Nel Parco Agricolo Sud di Milano, il più grande d’Europa, c’è un’area di 200mila metri quadrati di serre e campi di fragole, lamponi e mirtilli – sequestrati lo scorso 12 agosto dalla magistratura – dove lavoravano circa un centinaio di braccianti africani, sfruttati, con paghe da 4 euro e mezzo all’ora, turni di 10 ore, buste paga irregolari, vessati, senza dispositivi per il COVID e senza bagni. L’azienda è la StraBerry, premiata come eccellenza “green” nel 2013 e 2014, nota per gli appellar con cui vendeva a Milano i suoi prodotti a chilometro quasi zero.

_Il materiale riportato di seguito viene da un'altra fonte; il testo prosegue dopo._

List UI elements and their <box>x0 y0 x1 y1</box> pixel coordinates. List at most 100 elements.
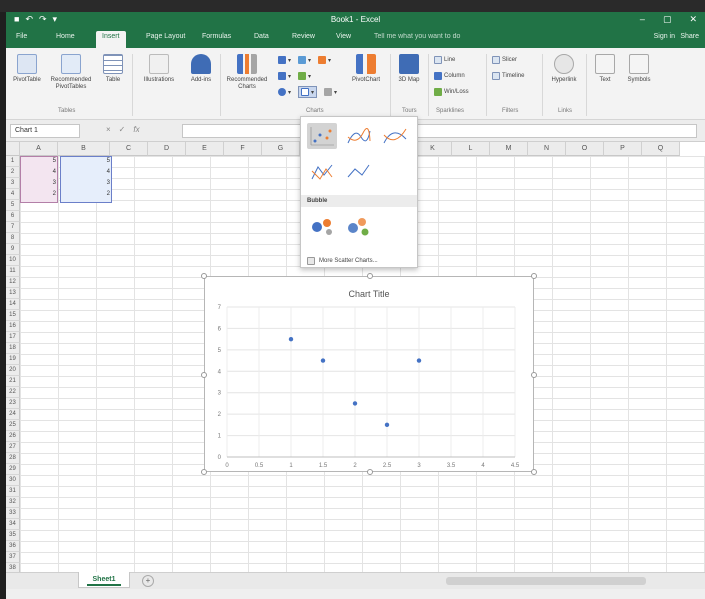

Le prime segnalazioni su quello che non andava alla StraBerry erano arrivate ai sindacati proprio dai venditori di strada che lavoravano 11 ore al giorno, gestiti, controllati e licenziati via WhatsApp. Ora la magistratura ha sequestrato campi, cascina, capannoni e altri 23 immobili, e indagato sette persone per intermediazione illecita e sfruttamento della manodopera. Ma l’azienda non ha perso un giorno con una nuova amministrazione giudiziaria che ora teme l’annullamento già annunciato dei contratti da parte dei big della grande distribuzione. Anche se ora si lavora nei campi sei ore secondo contratto, con le pause e le mascherine.
I lavoratori, una trentina oggi, non hanno voglia di parlare di quello che chiamano “il grande casino che c’era prima”, quando l’azienda StraBerry era un modello, mentre sotto i tendoni bianchi delle serre aperte, a fianco della Cassanese, a 15 chilometri in linea d’aria da Piazza Duomo, si lavorava come schiavi. E hanno paura che ora che il lavoro è quello che dovrebbe essere, l’azienda chiuda.